Introduction

In this project, we will explore post-capture depth refocusing and aperture adjustment through lightfield photography. Lightfield photography enables us to change the depth of field (aperture) and depth of focus after taking the shot, because lightfield data is 4D data, describing rays of light that make up the image instead of simple pixel brightness values in 2D. We will be using data from the Stanford Light Field Archive, which have 289 2D images per example in a 17x17 grid, all of which are taken over a plane orthogonal to the optical axis.


Depth Refocusing

With light field data, we are able to refocus after taking the photo, through shifting and averaging the photos in our photo grid. If we simply average all of the photos without shifting, it makes sense that the elements in the background, further away from the camera, would be sharper and more in focus that the foreground; this is because the elements far way shift less in the image when we move our camera around. This average-all-without-shifting example (alpha = 0) is shown here below:

We can extend this idea to focus to different depths, by shifting each image in our 17x17 grid towards the central coordinates before averaging them together. The procedure is as follows:

  1. Determine the central image: here, we use (8, 8) as the central coordinate because our grid is 17x17.
  2. Select an alpha value, which determines depth of focus.
  3. For each image in the grid at an (u, v) coordinate, compute the offset from the central coordinate.
  4. Shift each image towards the central coordinate, by the offset scaled by alpha.
  5. Average all of the shifted images.

The shifting of each image was done with scipy.ndimage.shift, with order = 0 for faster computation time.

Results

Below are some results of the chessboard with different alpha values.

alpha = 0.1

alpha = 0.3

alpha = 0.5

Below is an animation as alpha changes from 0.0 to 0.6:


Aperture Adjustment

In additonal to post-capture refocusing, we are able to simulate different aperture sizes with lightfield data, by averaging images around a central image. Averaging more images around a central image simulates an increase in aperture size and a decrease in depth of field, much like letting in more light with a larger aperture for traditional cameras.

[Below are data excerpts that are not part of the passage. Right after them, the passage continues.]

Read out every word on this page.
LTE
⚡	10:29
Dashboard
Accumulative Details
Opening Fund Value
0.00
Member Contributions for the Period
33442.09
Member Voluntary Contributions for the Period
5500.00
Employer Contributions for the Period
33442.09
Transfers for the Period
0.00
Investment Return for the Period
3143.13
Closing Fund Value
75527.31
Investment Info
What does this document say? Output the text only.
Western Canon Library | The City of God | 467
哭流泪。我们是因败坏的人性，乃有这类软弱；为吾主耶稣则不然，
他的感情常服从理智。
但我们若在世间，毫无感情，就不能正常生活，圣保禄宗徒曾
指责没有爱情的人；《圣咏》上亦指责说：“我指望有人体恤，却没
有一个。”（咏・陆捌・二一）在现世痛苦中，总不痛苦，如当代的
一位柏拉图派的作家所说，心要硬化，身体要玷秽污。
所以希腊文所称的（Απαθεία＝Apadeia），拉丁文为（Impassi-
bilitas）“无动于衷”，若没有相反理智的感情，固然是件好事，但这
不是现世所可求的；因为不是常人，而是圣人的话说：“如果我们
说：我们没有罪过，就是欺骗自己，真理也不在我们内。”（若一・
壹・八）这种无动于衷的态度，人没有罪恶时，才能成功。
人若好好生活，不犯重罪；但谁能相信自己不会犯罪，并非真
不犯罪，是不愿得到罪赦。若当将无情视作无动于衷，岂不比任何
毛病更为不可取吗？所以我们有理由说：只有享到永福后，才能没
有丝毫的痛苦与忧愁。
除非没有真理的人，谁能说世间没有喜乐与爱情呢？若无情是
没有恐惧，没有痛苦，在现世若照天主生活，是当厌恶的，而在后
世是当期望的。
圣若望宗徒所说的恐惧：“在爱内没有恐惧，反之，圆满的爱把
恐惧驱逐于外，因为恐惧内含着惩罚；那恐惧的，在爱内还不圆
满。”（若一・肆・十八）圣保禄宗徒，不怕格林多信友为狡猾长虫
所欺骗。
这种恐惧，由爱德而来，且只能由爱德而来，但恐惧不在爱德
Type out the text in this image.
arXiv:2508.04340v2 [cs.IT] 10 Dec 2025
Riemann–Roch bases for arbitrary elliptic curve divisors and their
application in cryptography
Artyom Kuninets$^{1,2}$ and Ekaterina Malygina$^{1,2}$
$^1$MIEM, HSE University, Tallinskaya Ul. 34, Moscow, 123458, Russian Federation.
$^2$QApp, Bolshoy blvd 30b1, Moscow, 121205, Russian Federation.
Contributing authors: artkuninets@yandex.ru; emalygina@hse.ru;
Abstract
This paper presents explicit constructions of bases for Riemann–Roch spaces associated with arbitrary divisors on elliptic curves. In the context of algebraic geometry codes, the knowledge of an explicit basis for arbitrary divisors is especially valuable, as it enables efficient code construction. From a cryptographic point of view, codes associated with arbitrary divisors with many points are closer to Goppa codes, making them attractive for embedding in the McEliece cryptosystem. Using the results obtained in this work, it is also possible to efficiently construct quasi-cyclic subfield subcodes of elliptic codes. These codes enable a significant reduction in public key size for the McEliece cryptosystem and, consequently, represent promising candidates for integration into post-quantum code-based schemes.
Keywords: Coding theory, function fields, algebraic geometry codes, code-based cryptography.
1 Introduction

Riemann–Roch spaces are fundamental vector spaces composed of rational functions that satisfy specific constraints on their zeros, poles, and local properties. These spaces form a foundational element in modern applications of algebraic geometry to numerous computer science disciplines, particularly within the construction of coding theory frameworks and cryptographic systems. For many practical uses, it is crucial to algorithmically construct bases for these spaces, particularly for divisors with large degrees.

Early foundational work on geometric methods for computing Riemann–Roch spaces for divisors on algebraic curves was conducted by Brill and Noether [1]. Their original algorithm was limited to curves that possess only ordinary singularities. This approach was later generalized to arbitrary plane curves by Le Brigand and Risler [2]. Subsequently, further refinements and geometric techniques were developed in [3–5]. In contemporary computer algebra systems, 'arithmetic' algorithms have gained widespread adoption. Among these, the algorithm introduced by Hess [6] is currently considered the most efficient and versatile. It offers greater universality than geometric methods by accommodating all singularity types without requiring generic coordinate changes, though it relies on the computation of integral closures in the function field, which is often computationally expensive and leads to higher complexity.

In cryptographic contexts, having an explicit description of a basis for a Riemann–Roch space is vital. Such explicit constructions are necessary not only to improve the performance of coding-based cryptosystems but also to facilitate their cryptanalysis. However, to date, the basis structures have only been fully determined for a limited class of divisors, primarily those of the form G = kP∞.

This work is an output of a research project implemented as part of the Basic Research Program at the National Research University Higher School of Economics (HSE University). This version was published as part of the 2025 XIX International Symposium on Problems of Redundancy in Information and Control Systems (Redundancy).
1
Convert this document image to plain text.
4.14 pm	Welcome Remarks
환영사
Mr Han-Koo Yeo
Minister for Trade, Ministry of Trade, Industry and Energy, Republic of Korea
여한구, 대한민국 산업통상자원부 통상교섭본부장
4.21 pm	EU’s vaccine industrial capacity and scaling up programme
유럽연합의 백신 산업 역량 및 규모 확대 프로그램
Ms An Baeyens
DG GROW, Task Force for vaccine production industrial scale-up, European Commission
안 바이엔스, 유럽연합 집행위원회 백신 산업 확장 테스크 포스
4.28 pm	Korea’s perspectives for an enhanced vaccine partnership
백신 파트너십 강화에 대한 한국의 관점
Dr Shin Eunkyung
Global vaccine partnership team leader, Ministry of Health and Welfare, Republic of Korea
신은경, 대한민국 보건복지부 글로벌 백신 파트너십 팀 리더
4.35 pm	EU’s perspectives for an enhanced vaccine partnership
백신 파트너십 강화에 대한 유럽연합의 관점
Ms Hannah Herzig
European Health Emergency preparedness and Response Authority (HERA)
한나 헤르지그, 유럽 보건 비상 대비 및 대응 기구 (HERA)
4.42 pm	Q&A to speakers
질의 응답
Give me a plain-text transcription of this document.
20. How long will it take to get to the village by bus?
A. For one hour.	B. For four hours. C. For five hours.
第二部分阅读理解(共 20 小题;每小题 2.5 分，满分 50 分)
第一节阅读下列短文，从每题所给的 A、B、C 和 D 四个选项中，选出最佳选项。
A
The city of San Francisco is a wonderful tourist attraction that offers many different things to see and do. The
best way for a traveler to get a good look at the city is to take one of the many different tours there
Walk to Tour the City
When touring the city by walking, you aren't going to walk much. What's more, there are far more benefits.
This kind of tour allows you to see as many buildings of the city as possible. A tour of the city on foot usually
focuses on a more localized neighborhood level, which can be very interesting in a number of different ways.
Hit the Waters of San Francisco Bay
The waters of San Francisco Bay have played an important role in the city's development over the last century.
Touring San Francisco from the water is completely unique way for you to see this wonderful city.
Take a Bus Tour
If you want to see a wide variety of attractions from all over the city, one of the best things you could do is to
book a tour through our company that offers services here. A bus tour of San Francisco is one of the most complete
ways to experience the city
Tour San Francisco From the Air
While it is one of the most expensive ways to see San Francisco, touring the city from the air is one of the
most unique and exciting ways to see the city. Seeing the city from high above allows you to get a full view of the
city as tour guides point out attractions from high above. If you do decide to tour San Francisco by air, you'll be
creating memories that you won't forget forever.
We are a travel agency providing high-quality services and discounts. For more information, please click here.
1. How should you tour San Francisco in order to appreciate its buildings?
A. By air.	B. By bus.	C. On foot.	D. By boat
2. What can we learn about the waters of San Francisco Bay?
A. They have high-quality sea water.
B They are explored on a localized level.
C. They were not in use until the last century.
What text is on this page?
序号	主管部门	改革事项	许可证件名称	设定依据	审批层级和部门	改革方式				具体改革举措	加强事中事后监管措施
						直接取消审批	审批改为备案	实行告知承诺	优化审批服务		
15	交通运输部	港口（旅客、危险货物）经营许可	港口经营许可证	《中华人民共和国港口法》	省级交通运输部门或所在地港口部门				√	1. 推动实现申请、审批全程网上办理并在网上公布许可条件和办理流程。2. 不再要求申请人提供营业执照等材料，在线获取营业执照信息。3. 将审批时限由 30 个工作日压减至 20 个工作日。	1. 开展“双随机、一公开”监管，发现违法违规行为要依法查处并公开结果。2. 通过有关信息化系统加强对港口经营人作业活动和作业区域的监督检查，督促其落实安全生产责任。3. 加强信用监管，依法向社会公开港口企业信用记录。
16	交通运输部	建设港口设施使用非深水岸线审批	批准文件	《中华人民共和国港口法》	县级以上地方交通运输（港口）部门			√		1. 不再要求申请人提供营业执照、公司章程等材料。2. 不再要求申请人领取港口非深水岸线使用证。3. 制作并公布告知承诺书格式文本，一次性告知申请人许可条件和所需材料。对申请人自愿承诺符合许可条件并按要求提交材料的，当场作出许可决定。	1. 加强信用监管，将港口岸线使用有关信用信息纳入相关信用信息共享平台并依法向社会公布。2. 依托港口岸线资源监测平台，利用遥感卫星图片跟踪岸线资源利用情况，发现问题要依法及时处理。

  1. Determine the central image: here, we use (8, 8) as the central coordinate.
  2. Select a radius value: the bigger the radius, the bigger the aperture.
  3. Average all images within the specified radius around the central image (determined by Euclidean distance between the image coordinate and the central coordinate in the grid).

Results

Below are some results of the chessboard with different simulated apertures, as determined by different radius R values. As you can see, the depth of field decreases as radius R increases.

R = 1

R = 4

R = 8

Below is an animation as radius R changes from 1 to 8:


Takeaways

Through lecture, reading Professor Ng's paper, and working on this project, I finally learned how lightfield photography works. Simple computations like shift-and-averaging are powerful with lightfield data. Adjusting focus and aperture size after capturing the photo is a very cool concept, and one that Apple and Google have picked up on with Portrait Mode in the iPhone and the Pixel. Perhaps lightfields can make their way into VR, for even more realistic depictions of the 3D world around us.